Yes, it’s kind a neat that it looks like my neighbor. But who cares about that. She doesn’t even own that shop anymore, never saw the painting and moved out last year. What matters is that it do something aesthetically. My preference is that the “something” be more than add a touch of blue to a room, or simply make a nice matching ensemble with the couch. Nothing wrong with decorating. But I want more. Something like asking the viewer to feel the tantalizing excitement of something taking shape just before it settles in.
Yes, that will do. Time to stop painting.

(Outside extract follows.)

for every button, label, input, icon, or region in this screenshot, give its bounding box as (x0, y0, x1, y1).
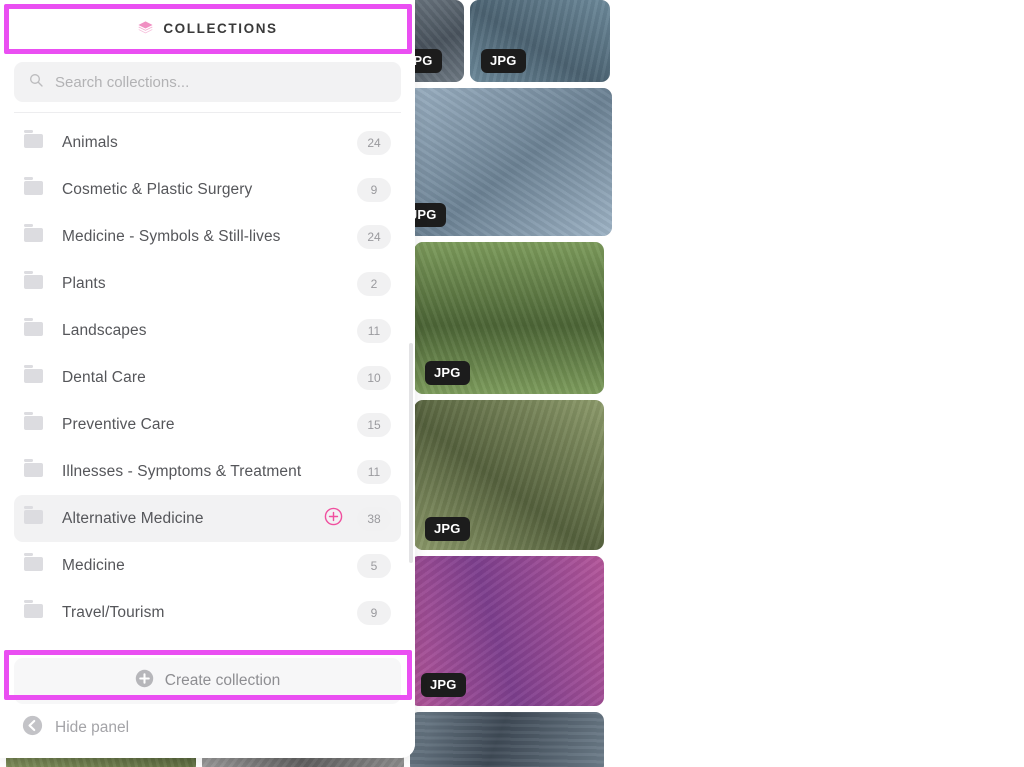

Masks will be seen as emblematic of the Covid pandemic for the rest of my life. I was aware of that even when I was painting this. Obfuscation of the figure has been a thing in my work for a long time. So people wearing masks was a golden opportunity to have something very real happening everyday that lent itself perfectly to what I was doing artistically.
A mask is a metaphor for so many things. And in pre-industrialized cultures, wearing a mask often meant literally becoming the spirit it represented for the purposes of ritual invocation often in association with a blessing for fertility or rain or a good harvest or in some way a demonstration of respect for something bigger and more powerful than oneself. It was a way of diminishing one’s particular identity to be enlarged by a higher power.
It was disheartening to me that many of my contemporaries could not diminish themselves or endure this minor discomfort for the benefit of the larger community.
I found it intriguing to see people with masks. What did their whole face look like? And when would I get to see more? Things like that.
As a painter who understands that art itself is both a way of masking and at the same time unmasking, this was just good fun. Ultimately it reminded me that my work as an artist was to make the invisible visible. If that meant deliberately obfuscating something in order to call attention to the very fact that things are masked … well … so much the better.